L’ironia sta nel fatto che il candidato internazionale arabo alla presidenza del Libano, che è la carica cristiana più alta del Paese, non gode del sostegno delle forze politiche cristiane del Paese.

Libano e il prezzo della sovranità 

Il coinvolgimento di inviati stranieri come Jassim Al-Thani del Qatar e Yazid bin Farhan dell’Arabia Saudita dimostra quanto i funzionari arabi siano più noti tra il pubblico libanese di molti parlamentari stessi. L’inviato di Riyadh, ad esempio, ha dichiarato esplicitamente che la ricostruzione e la stabilità economica del Libano dipendono dall’elezione del loro candidato preferito. 

Questa interferenza non è solo politica ma anche finanziaria. I resoconti suggeriscono che ai parlamentari sono state offerte ingenti somme per assicurarsi i loro voti, come riportato dal giornalista libanese Hassan Illaik su X. I prezzi per un singolo voto avrebbero raggiunto i 300mila $, pagabili a rate. Tali transazioni servono solo a dimostrare fino a che punto la presidenza sia diventata una merce in un mercato dominato da acquirenti stranieri.

Per i cittadini libanesi comuni, la posta in gioco non potrebbe essere più alta.
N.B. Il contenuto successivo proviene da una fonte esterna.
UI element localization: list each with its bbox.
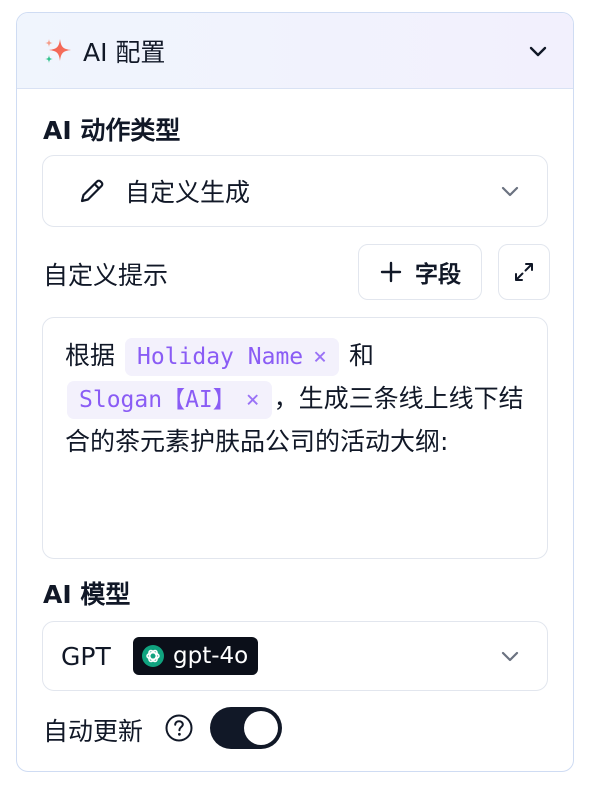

Mentre politici e inviati stranieri contrattavano sulla presidenza, il Paese rimane in uno stato di collasso. Oltre il 70% della popolazione sta vivendo una povertà multidimensionale e miliardi di dollari in depositi bancari sono evaporati. 

L’illusione della democrazia 

Nell’arena politica libanese odierna, il duo sciita – Hezbollah e il Movimento Amal – che rappresenta una parte fondamentale dell’Asse della Resistenza, ha incentrato i suoi negoziati sulla presidenza della Repubblica. Questa leva critica è volta a garantire guadagni che potrebbero mitigare l’impatto della guerra israeliana, che ha causato una significativa distruzione nella Beka’a, nel Libano meridionale e nei sobborghi meridionali di Beirut. Le richieste del duo sciita includono garanzie per la ricostruzione, la nomina del prossimo comandante dell’esercito e un impegno per la stabilità economica a lungo termine.

Nel primo turno delle elezioni presidenziali, Hezbollah e il Movimento Amal hanno deciso di esprimere schede bianche, ritardando di fatto l’elezione di un presidente. Questa mossa è stata un messaggio deliberato: nessun presidente può essere eletto senza la loro approvazione.

Dopo le negoziazioni, le parti hanno ricevuto rassicurazioni dal comandante dell’esercito Joseph Aoun e dagli inviati sauditi, statunitensi e francesi in merito alle loro richieste chiave. Nel secondo turno di votazioni, il duo ha votato per Aoun, che è stato eletto presidente.

Le schede bianche al primo turno sono servite come dimostrazione strategica della loro influenza, affermando il loro potere di veto sulle elezioni presidenziali. Nonostante la forte pressione degli inviati internazionali, che hanno cercato di imporre il loro candidato preferito, i negoziati con il duo sciita sono continuati. Nel corso di quattro sessioni con il consigliere saudita Yazid bin Farhan, tra cui un incontro finale con il deputato di Hezbollah Ali Hassan Khalil, sono stati raggiunti accordi appena due ore prima del secondo turno della sessione parlamentare.

Il peso specifico di Hezbollah e Amal

In definitiva, Hezbollah e Amal hanno dettato l’esito delle elezioni presidenziali. Il Ministero delle Finanze resta sotto il loro controllo e l’Arabia Saudita si è impegnata negli sforzi di ricostruzione con solide garanzie.

Per i cittadini libanesi, le elezioni sono un doloroso promemoria del fatto che la loro democrazia è poco più di una facciata, manipolata da potenze straniere le cui priorità raramente coincidono con le esigenze del Paese. 

Finché il Libano non riuscirà a riappropriarsi dei propri processi decisionali e a dare priorità al benessere del suo popolo rispetto alle pressioni esterne, la sua presidenza rimarrà una pedina in un gioco molto più ampio di potere politico internazionale.